Second, these regular expressions will only work if RECEIPT or SECTION is at the beginning of the event. If not, remove the "^" from the front of that. But ... lots of testing needs to be done, because if the wrong word appears anywhere in the event, well, unpredictable things may happen. But as long as that doesn't happen, it should work.
[sourcetype, host or source that you want to redirect] section - you didn't provide what the sourcetype is, the source, or anything at all for us to work with, so you are on your own there for implementing that. We can help, but hopefully the examples in the route and filter data docs, plus the words I used above, will help you enough to get that sorted out.
So, generally, adding the section into the local props.conf tells Splunk to run a transform on the data as it comes in. Indeed, it tells it to run TWO transforms. So it'll check transforms.conf for the stanzas it needs, and run both in order. So, if the regex matches SECTION, it'll rewrite the destination index of that event and tell it to go to index
name_of_index_for_section_events. It then continues and runs the next one, which if it matches (RECEIPT) it'll rewrite the index to be
So, give that a try and see how it works. If you have problems, especially in this particular case details will matter - what you've tried, copies of the configurations you've put into place, and what exactly happens.
I'll consider this as an answer since this is the answer I'm looking for! Thank you for the concrete and detailed explanation about my inquiry. As I thought, I really should fiddle around with props/transforms.conf.
Again, thank you!
You are welcome. If you get into any specific minor issues with this, be sure to post back here (like, the regex may need a tiny bit of tweaking).
Otherwise, have fun in props.conf! It's whole new world!
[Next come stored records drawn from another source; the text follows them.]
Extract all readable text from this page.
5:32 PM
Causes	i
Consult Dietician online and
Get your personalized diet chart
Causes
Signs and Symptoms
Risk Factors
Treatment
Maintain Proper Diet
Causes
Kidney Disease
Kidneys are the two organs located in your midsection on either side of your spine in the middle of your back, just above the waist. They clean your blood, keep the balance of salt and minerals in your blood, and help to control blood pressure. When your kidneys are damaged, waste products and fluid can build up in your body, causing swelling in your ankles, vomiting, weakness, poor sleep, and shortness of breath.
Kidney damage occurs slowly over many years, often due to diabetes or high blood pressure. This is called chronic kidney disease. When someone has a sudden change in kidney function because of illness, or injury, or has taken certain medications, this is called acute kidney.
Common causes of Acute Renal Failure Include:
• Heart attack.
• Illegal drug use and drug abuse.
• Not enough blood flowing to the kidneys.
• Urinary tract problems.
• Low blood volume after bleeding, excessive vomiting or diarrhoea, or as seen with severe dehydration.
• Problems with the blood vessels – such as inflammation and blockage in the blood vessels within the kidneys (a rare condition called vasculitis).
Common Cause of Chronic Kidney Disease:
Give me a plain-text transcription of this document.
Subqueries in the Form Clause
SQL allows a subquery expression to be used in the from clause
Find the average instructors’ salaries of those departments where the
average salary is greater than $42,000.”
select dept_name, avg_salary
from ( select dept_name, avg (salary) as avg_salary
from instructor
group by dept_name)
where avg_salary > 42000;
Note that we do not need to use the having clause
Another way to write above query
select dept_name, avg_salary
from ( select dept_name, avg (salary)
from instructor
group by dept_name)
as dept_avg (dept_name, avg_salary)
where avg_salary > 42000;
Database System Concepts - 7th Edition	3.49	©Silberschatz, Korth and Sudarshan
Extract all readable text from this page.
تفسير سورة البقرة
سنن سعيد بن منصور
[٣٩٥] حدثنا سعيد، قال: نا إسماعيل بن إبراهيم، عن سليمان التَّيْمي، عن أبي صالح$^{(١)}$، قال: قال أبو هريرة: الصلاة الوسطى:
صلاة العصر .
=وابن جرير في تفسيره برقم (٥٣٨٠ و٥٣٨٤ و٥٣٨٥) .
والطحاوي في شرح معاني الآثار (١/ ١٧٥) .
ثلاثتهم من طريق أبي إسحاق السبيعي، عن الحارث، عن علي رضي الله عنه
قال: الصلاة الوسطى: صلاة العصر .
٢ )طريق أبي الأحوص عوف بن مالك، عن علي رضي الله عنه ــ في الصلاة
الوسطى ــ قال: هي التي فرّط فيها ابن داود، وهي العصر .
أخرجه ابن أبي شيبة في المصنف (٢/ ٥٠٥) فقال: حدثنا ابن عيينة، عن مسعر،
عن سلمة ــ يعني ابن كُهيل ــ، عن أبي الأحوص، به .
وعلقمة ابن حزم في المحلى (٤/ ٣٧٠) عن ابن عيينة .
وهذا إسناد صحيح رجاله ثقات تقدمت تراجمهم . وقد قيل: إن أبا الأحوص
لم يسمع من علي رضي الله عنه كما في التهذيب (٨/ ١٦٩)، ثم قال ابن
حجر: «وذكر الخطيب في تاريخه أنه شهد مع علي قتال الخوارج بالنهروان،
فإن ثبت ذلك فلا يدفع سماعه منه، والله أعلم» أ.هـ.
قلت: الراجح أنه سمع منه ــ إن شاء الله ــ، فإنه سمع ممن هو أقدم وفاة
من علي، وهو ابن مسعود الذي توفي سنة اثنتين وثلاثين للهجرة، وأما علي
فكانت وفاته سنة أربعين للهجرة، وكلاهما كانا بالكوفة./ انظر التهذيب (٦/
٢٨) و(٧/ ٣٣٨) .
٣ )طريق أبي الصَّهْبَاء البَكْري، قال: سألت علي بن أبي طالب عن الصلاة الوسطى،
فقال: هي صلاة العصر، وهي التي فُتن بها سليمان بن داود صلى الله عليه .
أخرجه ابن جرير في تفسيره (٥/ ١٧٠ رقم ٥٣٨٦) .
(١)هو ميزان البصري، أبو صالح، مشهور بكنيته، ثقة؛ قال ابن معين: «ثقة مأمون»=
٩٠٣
Ah! It seems I forgot to mention something. Do you think it's possible playing with this? If possible I want to know your idea regarding this:
I forgot to include the fields. But yeah, I think that's the structure of the log. Have any thoughts about this, sir? Have you already experienced this case? Please enlightened me.
That looks like it should work fine with what we had discovered before. The leading
^ in the REGEX should probably be OK, too, which makes it more efficient (that symbol tells the regex engine to look at the start of the string for each word, like "SECTION", so it doesn't have to waste time looking through the whole thing.)
I do see one thing that might not be handled properly. Unless I'm misreading the logs, you have a line that has only fields, with no leading "RECEIPT" or "SECTION" in it. What did you want done with those? If you want it to go to either one of those indexes we've already defined, then there's an easy answer:
On the input itself make sure you set the
index=blah setting. That will be the "Default" index those events will go to, an indeed any event that doesn't match our specific redirections to other indexes will just go to that default index. It can be the same as one of the specific indexes - that's no problem at all.
Also how are you assigning time stamps?
The log presented is like 3 different logs compiled in one. So each logs(SECTION1,RECEIPT,SECTION2) has different field data. What I'm worried about is the fields of RECEIPT and SECTION2 logs might be considered as events when ingested. But I'll try fiddling first with props.conf and will give an update. Thank you sir! I've at least got an idea with this. 😃
Well, true, but I expect your line breaking will take care of that. And perhaps it'll need a little tweaking, but that's well documented. As long as the lines break properly, which is a very testable thing - just ingest into a temporary index to test them out then you can just delete that index and use those same settings into production - then everything else should work fine.